We need to back up a minute. How can Poe possibly know that “80 to 90 percent of all marijuana plantation production in the United States” is run by Mexican gangs? How can anyone guess at aggregate production figures in an illegal industry, an industry whose domestic growers have been concealing their operations from law enforcement (and thieves) for decades? Poe’s claim is simply unsupportable; he cites anecdotal evidence published in US newspapers. He says, for example, “the Washington Times reports . . . that ‘campers, fishermen, hikers and forest and park officials are being intimidated, threatened or assaulted when they come near Mexican-run marijuana’ plantations on American soil, and that ‘all this plant growing produces a street value of $6.7 billion.'” He attributes to law enforcement officials a claim that “drug cartels employ heavily armed bandits to guard these fields and they have superior fire power and surveillance equipment over American law enforcement agents.” This is evidence of violence, not of the scale of production.

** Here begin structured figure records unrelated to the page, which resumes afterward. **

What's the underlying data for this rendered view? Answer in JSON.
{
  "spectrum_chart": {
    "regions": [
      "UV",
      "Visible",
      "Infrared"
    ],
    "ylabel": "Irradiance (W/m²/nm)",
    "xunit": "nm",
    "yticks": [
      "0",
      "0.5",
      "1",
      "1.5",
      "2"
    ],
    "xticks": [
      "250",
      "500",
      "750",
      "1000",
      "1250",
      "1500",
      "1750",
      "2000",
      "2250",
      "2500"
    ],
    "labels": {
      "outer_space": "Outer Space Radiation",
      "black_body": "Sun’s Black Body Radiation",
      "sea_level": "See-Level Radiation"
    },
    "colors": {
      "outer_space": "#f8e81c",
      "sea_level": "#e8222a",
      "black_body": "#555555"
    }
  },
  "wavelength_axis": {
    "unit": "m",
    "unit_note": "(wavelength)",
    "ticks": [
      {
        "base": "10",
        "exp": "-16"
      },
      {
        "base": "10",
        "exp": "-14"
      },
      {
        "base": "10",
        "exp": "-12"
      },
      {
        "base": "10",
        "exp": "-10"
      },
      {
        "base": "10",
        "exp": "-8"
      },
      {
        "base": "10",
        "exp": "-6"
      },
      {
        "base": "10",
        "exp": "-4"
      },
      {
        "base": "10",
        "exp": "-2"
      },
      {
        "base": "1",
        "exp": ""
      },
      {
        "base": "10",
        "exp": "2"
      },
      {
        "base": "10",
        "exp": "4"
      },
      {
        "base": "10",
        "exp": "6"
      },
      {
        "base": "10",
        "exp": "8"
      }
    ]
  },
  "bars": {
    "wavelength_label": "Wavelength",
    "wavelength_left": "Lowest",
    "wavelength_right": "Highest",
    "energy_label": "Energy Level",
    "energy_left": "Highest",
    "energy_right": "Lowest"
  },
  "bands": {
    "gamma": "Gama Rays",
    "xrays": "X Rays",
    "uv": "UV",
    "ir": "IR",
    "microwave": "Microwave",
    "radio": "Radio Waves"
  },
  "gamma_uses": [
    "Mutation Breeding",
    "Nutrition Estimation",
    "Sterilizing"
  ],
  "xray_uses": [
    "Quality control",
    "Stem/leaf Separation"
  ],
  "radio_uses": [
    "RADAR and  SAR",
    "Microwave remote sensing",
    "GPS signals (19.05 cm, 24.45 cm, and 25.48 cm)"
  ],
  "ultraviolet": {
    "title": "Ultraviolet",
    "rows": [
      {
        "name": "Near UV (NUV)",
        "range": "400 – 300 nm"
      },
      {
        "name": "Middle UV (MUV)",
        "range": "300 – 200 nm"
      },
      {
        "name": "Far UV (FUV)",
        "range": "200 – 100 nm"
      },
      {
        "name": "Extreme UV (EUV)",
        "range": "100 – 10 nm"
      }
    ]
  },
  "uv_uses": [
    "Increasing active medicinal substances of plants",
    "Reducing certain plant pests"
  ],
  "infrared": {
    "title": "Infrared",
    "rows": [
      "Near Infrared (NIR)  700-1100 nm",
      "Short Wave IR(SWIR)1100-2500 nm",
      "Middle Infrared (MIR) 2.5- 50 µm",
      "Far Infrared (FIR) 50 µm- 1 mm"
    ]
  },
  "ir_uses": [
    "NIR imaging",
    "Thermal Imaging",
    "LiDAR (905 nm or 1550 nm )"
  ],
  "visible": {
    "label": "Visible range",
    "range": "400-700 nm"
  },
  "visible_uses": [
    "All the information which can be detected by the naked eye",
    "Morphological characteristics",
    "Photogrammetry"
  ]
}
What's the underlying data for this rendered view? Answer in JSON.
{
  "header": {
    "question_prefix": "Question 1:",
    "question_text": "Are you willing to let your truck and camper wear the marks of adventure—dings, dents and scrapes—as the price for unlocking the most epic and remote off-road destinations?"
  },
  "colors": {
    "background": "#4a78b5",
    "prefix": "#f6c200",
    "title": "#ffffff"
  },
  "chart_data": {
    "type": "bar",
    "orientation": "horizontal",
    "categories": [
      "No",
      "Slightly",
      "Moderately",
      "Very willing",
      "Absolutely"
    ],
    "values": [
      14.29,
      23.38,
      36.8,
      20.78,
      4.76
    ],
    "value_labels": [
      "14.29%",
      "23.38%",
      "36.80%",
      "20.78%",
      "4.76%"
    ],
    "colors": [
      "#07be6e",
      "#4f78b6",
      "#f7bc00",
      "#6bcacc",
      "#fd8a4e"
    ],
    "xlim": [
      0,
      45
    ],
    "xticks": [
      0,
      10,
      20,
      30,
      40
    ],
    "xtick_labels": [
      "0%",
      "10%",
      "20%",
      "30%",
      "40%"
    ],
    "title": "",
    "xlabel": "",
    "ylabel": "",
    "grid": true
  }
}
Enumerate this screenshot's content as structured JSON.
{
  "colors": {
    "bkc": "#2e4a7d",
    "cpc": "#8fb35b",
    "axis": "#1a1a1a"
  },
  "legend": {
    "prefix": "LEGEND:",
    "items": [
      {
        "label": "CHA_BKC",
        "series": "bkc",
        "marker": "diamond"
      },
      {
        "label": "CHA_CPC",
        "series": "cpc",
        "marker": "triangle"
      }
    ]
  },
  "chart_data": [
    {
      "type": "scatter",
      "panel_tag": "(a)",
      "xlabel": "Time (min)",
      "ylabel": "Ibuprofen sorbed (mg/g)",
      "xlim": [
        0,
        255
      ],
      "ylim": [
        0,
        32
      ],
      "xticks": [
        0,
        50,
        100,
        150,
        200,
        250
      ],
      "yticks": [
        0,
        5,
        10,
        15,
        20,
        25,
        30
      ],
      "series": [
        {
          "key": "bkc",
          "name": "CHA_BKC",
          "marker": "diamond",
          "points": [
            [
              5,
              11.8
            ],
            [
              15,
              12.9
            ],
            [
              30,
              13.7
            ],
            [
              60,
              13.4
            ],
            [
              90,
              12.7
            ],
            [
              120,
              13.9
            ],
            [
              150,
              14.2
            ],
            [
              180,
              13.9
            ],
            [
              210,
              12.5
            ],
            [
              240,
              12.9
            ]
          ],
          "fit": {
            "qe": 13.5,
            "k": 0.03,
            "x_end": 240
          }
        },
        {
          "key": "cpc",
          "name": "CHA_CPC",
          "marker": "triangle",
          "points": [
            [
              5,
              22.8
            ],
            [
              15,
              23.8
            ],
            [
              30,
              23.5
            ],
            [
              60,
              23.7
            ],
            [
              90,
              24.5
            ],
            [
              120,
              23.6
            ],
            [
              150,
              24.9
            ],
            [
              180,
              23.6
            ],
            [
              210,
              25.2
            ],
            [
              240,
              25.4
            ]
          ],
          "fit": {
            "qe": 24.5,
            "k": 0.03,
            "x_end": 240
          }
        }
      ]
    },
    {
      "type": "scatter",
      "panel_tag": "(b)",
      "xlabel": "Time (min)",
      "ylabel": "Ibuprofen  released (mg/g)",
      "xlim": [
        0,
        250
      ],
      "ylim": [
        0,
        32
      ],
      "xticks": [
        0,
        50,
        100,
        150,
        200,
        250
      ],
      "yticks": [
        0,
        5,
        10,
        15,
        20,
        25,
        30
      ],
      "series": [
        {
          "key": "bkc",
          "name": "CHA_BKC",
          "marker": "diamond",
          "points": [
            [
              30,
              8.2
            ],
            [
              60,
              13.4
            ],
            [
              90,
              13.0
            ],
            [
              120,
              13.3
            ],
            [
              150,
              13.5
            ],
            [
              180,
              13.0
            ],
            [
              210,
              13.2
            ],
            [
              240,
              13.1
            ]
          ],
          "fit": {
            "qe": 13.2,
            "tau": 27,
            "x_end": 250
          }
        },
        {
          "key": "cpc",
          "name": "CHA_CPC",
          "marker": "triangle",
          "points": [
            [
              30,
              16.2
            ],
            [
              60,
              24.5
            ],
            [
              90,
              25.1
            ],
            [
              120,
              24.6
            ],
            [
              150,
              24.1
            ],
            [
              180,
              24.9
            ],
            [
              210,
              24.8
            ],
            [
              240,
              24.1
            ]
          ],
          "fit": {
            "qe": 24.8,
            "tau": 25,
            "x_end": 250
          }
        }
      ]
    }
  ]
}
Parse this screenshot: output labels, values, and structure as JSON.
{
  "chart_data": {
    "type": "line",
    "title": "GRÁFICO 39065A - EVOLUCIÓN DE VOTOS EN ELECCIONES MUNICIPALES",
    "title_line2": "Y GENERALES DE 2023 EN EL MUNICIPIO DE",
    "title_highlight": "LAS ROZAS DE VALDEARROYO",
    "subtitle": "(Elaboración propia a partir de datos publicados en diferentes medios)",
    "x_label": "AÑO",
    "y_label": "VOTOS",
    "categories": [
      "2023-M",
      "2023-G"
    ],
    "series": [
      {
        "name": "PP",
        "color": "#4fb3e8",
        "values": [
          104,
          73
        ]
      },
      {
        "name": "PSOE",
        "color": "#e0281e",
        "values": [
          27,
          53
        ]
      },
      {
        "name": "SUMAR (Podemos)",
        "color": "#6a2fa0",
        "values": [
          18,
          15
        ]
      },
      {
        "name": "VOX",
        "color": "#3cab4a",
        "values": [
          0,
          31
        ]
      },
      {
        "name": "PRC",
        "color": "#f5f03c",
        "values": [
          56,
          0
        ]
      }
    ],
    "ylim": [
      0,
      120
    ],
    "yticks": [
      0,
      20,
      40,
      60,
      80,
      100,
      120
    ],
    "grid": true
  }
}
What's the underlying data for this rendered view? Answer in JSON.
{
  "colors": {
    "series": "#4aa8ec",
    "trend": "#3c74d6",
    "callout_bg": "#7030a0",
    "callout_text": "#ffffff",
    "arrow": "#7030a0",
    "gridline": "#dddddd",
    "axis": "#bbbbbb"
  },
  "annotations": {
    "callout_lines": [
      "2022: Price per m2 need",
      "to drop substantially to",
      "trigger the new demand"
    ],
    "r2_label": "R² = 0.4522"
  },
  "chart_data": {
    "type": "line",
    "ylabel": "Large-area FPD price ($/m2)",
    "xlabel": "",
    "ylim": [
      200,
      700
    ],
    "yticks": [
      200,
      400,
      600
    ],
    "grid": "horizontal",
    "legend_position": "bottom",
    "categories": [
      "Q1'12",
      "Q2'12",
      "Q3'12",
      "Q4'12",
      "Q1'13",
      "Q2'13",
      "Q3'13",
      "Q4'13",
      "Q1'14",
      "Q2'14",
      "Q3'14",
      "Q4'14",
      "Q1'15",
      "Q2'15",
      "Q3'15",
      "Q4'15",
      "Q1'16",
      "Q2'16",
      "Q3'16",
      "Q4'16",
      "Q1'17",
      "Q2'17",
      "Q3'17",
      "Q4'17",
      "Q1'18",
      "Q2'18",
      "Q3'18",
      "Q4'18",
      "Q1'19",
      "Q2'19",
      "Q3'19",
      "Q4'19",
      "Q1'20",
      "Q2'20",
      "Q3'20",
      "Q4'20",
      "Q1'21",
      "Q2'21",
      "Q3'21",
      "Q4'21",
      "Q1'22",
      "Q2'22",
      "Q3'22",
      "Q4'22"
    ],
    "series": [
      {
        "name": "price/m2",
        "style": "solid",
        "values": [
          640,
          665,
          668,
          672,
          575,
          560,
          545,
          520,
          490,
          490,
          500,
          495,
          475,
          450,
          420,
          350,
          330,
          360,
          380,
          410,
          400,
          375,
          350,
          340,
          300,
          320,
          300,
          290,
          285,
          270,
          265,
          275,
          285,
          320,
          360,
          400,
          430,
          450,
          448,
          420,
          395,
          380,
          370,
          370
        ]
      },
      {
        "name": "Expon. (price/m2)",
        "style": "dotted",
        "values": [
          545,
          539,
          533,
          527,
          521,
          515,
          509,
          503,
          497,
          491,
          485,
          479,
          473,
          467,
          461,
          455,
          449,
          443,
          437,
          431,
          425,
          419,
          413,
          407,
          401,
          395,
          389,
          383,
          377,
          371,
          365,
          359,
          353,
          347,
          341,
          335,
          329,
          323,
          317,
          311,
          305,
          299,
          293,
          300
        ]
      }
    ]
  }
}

This narrative serves two interest groups, those who oppose migration across the Mexican border and those who oppose the legalization of marijuana. It casts Mexicans as drug gangsters and it casts marijuana growers as Mexican drug gangsters. And it raises US interest in the difficulties the Mexican government faces with cartels on its own territory.

Warlock Antonio Vasquez’s forecast still seems like a stretch. Mexicans, who see the US as already occupying half their territory as a consequence of the Mexican-American War, would not be likely to welcome a return visit from troops who were last seen penetrating to the Halls of Montezuma in Mexico City after the US unilaterally shifted Texas’ southern border from the Nueces River to the Rio Grande. But as the “war on terror” falters, the old propaganda value of the “war on drugs” remains, and as the US loses its position of world dominance, the diversionary value of a quick strike in Mexico might appeal to an Obama administration beleaguered by the loss of US standing in the world and beset by a persistently bad economy.

I’ve said it before and I’ll say it again. We have, in the United States, people whose world views have been built around world hegemony, people who have access to very dangerous weapons, and people who might see the country’s problems as a prelude to Armageddon. A Mexican strike might serve to assuage these people as well, forestalling a nuclear, biological, and chemical holocaust, much as the Grenada invasion was part of a “recovery” from the humiliation of Vietnam.